Outro fator que influencia a movimentação do capital para dentro e fora dos países é o chamado risco-país, no nosso caso o risco Brasil. Sobre isso vamos fazer um parêntesis.

(Uma das instituições que avaliam o risco-país esteve envolvida no escândalo da crise dos subprimes nos EUA em 2008: a J.P. Morgan. Apesar das comprovações de fraude e irresponsabilidade que arruinaram milhões de famílias em diversos países, nenhuma dessas instituições foi punida. Pelo contrário, receberam dinheiro dos contribuintes para quitar suas dívidas.

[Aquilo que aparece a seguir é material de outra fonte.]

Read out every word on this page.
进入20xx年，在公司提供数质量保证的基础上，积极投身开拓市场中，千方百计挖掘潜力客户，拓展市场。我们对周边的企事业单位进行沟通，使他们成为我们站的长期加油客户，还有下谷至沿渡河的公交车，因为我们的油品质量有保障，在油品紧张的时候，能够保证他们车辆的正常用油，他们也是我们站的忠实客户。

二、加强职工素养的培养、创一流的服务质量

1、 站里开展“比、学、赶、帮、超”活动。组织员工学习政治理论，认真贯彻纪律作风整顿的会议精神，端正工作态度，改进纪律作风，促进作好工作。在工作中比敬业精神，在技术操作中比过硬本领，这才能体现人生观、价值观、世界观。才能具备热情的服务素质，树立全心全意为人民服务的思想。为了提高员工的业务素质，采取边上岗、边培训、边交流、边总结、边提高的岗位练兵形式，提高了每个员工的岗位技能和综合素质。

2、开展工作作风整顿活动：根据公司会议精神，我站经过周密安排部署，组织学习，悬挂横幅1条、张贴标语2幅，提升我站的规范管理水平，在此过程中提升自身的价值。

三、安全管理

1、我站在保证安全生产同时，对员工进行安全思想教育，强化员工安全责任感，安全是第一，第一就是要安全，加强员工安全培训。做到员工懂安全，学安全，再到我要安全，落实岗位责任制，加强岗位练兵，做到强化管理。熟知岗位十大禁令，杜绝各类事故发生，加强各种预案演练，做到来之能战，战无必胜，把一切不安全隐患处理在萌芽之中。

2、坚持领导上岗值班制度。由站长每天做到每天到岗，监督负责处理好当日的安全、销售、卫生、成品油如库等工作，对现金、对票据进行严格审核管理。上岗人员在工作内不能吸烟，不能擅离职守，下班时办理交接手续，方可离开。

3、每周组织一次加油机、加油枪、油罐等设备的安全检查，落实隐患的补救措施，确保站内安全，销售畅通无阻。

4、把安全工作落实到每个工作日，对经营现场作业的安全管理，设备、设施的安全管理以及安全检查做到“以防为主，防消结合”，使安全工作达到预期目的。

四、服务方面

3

No chamado escândalo de poupança e empréstimo dos anos 1980 -- savings and loan crisis -- 839 pessoas foram condenadas por "crimes do colarinho branco". Nesta crise que começou em 2008 e não tem data para terminar, embora o rombo seja 70 vezes maior,  até onde sei apenas um executivo foi preso. Há alguns filmes contando essa história: Capitalism: A Love Story, de 2009; Inside Job, de 2010; Too Big To Fail, de 2011; The Big Short, de 2015.)

O gráfico abaixo mostra a evolução do risco Brasil desde 1994. Embora a fonte citada seja o IPEA, o mesmo cita ninguém mais, ninguém menos que JP Morgan como sua fonte. Como uma instituição dessas ainda tem credibilidade depois do escândalo de 2008, é algo que escapa ao meu entendimento. Comentário do IPEA: O EMBI+ é um índice baseado nos bônus (títulos de dívida) emitidos pelos países emergentes. Mostra os retornos financeiros obtidos a cada dia por uma carteira selecionada de títulos desses países. A unidade de medida é o ponto-base. Dez pontos-base equivalem a um décimo de 1%.Os pontos mostram a diferença entre a taxa de retorno dos títulos de países emergentes e a oferecida por títulos emitidos pelo Tesouro americano. Essa diferença é o spread, ou o spread soberano. O EMBI+ foi criado para classificar somente países que apresentassem alto nível de risco segundo as agências de rating e que tivessem emitido títulos de valor mínimo de US$ 500 milhões, com prazo de ao menos 2,5 anos.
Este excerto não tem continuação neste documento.